Las obras del AVE rescataron parte de nuestro pasado romano de extramuros: un mosaico, muros, piedras con inscripciones, la cabeza de un sátiro y otra de Baco, el equivalente al dios Dioniso de los griegos. Enterramientos y tinajas de aceite y de vino, entre muchas cosas más relativas a la historia menos conocida de Iulia Augusta Faventia Barcino. Lo que no se pudo extraer se documentó y volvió a quedar soterrado bajo las vías.
Ninguna infraestructura, sin embargo, podrá sepultar ya el importante pasado vitivinícola de Barcino. La futura estación de la Sagrera fue entonces una vasta extensión de viñedos. Este era el paisaje que dominaba la planicie de la ciudad, desde las murallas hasta el río Besòs, como revelan las tinajas para el mosto (o dolia defossa), las rasas de viñedos y las estructuras para prensar uvas que aparecieron en las excavaciones.

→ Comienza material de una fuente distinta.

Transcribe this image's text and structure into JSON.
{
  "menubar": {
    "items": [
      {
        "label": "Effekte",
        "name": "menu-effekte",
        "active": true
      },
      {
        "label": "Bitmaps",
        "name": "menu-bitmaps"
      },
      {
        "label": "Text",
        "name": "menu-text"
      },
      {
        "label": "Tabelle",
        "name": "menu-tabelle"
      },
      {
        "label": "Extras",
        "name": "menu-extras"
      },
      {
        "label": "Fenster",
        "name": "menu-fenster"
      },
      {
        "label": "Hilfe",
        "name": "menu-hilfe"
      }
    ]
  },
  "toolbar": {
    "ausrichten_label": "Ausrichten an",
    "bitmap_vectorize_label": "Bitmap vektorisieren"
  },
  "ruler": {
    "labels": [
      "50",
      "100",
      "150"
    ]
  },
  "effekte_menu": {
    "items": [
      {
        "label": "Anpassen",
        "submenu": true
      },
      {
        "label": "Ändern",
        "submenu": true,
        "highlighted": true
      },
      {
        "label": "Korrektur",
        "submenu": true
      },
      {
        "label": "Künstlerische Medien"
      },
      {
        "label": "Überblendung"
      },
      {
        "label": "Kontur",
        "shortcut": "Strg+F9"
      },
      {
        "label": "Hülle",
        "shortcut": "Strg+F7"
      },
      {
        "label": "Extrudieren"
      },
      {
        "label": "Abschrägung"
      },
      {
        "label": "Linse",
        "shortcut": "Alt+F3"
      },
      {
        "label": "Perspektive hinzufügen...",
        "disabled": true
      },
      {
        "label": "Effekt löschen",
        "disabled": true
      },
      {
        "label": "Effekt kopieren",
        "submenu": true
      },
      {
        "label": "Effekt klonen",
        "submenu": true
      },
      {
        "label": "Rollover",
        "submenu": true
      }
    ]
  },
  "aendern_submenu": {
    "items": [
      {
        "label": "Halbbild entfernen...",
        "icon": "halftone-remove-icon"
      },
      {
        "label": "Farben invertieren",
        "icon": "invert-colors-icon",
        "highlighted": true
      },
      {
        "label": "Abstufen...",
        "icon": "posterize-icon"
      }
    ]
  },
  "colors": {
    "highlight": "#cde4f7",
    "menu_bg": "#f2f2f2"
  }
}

Lindsey Davis ha conseguido millones de lectores con sus novelas sobre la Roma imperial. Su pasión por la Barcelona romana se refleja en Una conjura en Hispania, que transcurre en parte en Barcino. El editor español de esta autora británica superventas, David Fernández, de Edhasa, recordó una vez la imprudencia de un catedrático de Historia, que pidió condescendencia por sus supuestas “licencias históricas”.
Aquel experto la criticó en una presentación por describir unos toneles que los romanos no usaban. Lindsey Davis, que se documenta hasta la extenuación, lo abrumó a continuación con un alud de datos que ratificaban su descripción. Tal vez algún día su personaje fetiche, Marco Didio Falco, elogie los viñedos de Barcino. Y quizá un catedrático despistado se atreva a recordarle que los vinos de aquí solo eran buenos para los legionarios.